I was at my special needs support group last night, and as I was sharing about trying to get the ball rolling for Skye's IEP (which is not going well), one of the ladies said, "It must be hard for you when your kids' disabilities are not visible. I mean, I've met your kids and I would never know they had any kind of disabilities."
Yeah. It's hard. I mean, my kids appear to me healthy, normally-developing, strong-willed kids. And, in most ways, they are. But spend a day with us, and little things start to make you go "hmm..." Like the way that Munchkin has to lick everything and screams at the top of his lungs for what seems to be no reason. (Except, believe me, he has a reason. The rest of us just don't get to know what that reason is.) Or the way that Squirrel chews her fingers until they bleed and bites her arms, leaving bruises, when she is stressed out. Or just the every-day chaos that envelopes our home with two children who can let loose with all the sensory overload that they must try to control in school. And if you just look around my house, you'll see picture schedules for each child, and a "how-to" guide for brushing teeth and getting dressed, and little reminder pictures all over to help them remember what needs to be done. Most houses with elementary school kids don't need those!
But if you aren't with us for long, you won't see that. You'll see Munchkin hiding under the table in a restaurant, or yelling loudly that something smells weird, and you'll wonder why we don't make him behave in public. You'll see Squirrel hide behind me when the cashier talks to her, and refuse to make eye contact or talk to the strange woman, and wonder why we haven't taught her to be polite to adults. You'll see Munchkin run screaming from his Sunday school classroom, after smacking the child next to him and telling the teacher NO for the tenth time, and wonder why we haven't reigned in his difficult behavior. You'll see Squirrel (and Munchkin, for that matter) chewing holes into their clothes, and ask them something stupid like "Does that taste good? Aren't you too old to be doing that?" and wonder why we let our kids act like babies still.

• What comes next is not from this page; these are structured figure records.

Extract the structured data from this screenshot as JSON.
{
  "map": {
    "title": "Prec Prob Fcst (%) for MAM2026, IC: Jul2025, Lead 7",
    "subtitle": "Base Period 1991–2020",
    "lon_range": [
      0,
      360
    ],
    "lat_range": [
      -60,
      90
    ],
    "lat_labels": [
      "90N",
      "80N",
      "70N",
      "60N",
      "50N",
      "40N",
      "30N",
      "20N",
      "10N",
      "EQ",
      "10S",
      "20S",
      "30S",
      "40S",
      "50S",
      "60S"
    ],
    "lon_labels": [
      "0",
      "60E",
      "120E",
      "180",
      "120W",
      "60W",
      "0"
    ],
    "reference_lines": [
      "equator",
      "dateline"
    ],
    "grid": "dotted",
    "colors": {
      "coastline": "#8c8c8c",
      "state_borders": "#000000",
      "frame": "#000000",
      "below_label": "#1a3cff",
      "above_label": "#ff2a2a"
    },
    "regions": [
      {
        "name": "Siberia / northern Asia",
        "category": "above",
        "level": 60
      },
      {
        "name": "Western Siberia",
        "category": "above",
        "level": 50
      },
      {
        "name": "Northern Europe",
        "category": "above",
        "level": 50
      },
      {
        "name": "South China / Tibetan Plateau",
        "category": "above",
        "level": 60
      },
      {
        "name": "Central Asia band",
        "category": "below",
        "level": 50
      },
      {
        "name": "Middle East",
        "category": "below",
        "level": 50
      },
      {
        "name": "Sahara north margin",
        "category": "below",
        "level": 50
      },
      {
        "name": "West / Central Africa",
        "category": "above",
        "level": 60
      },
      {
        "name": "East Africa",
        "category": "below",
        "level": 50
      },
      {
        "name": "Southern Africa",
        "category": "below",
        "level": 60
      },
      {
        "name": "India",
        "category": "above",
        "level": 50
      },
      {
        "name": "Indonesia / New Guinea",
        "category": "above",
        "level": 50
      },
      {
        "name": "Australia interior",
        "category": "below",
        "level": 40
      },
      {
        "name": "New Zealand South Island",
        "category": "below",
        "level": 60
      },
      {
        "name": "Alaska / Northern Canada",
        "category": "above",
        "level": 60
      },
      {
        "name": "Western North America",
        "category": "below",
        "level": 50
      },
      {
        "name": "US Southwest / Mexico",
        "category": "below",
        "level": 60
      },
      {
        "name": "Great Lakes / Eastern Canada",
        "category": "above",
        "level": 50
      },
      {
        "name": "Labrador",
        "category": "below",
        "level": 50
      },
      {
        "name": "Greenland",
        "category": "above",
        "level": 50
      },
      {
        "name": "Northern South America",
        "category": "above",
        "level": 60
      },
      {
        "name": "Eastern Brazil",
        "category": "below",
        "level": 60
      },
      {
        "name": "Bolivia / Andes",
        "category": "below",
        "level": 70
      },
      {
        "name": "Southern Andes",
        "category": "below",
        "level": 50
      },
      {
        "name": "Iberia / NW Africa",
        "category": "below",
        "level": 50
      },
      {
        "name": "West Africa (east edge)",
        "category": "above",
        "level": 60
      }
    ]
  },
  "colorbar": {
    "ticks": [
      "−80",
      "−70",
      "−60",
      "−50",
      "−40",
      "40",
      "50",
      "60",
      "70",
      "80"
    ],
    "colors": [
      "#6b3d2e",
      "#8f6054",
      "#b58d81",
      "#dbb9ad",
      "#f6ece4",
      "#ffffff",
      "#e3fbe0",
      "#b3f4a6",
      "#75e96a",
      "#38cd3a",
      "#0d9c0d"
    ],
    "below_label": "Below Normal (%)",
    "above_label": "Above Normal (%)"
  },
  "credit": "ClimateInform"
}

So, yeah, it's hard to have children with "invisible" disabilities. Most of the other parents in my support group have children with much more obvious needs. They deal with feeding tubes, and wheelchairs, and assistive devices for speech, and seizures on a daily basis. Everyone looks at their child and knows that this child has special needs. And while there are many idiots out there who still don't get it, most of the world knows that this child cannot control the way he acts.
And me? Well, I deal with people asking me things like, "Are you sure he has autism? Because he's so smart!" (Yeah, the thousands of dollars we spent to have him diagnosed make me pretty sure he does. And many kids with autism are geniuses...it's a neurological issue, which doesn't always affect IQ.) Or, "Why is she in therapy? She seems fine!" (Because, again, the team of doctors who diagnosed her know their stuff. And by the way, many people "seem fine" and are struggling inside!)

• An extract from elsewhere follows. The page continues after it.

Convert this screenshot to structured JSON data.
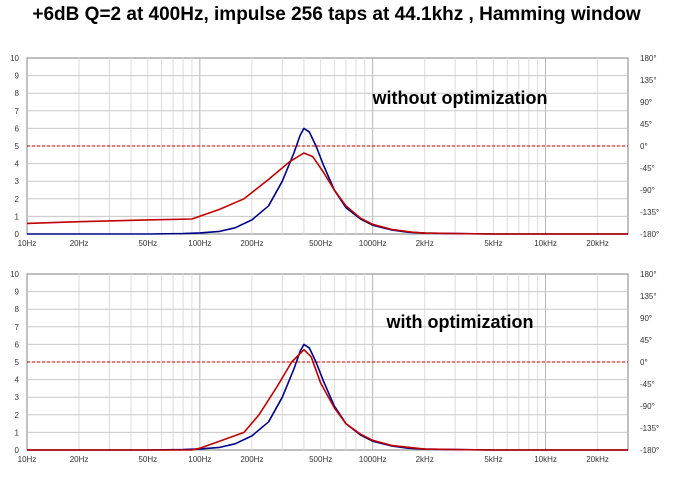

The problem is, we have a messed-up view of "Special Needs Kids" that defines them. Part of it, I think, comes from our upbringing. When I was in school, the special ed class was kept completely separate from the general ed population. They rode their own bus, ate lunch in their own cafeteria, had all their classes in their own self-contained room. If it wasn't for a friend who's brother was in that class, I may not have ever known it existed. And the children in those classes had visible needs. Children like Munchkin wouldn't have been in the Special Ed classes 30 years ago. They would have been the trouble makers, the class clowns, the nerds, the ones who got picked on in the regular classes--they wouldn't have been identified as having special needs. Children like Squirrel never would have gotten special help.

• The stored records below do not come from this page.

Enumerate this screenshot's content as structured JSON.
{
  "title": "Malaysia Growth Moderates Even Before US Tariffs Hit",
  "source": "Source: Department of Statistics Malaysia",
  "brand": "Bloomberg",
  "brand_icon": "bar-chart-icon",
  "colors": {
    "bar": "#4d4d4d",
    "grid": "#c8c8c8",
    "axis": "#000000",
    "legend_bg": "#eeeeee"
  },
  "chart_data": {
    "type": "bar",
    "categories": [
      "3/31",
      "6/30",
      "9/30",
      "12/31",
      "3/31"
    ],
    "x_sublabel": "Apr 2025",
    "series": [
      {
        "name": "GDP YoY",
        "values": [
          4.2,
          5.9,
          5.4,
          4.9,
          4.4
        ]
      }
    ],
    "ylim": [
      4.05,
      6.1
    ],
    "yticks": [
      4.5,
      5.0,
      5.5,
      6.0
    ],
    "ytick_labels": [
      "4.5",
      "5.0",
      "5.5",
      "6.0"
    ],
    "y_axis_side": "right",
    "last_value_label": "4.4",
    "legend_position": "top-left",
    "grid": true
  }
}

(You know how I can say that with complete confidence? Because I was a child like Squirrel. Had I been evaluated at age 8, I would have received the same diagnosis as her! But they didn't catch things like that back then, so I sat in the back of the room, and kept to myself, and occasionally got in trouble for being too talkative or too hyper or too wiggly, but mostly just floated through school without drawing any attention to myself except as the smart kid.)
So, when you see my children, remember that special needs can take on many forms. It's not always something you can see. In fact, in this day and age (when 1 in 94 kids is diagnosed with Autism, and 1 in 20 has SPD) there often won't be any visible signs of special needs. Don't be so quick to judge the child who's acting up in public, or the parents who seem to be at their wit's end. You may be seeing something that neither the kid nor the parent can control!
Gone are the days when the kids on the short bus were different from "the rest of us." My kid rides the short bus, and you know what? He's not all that different from you or me.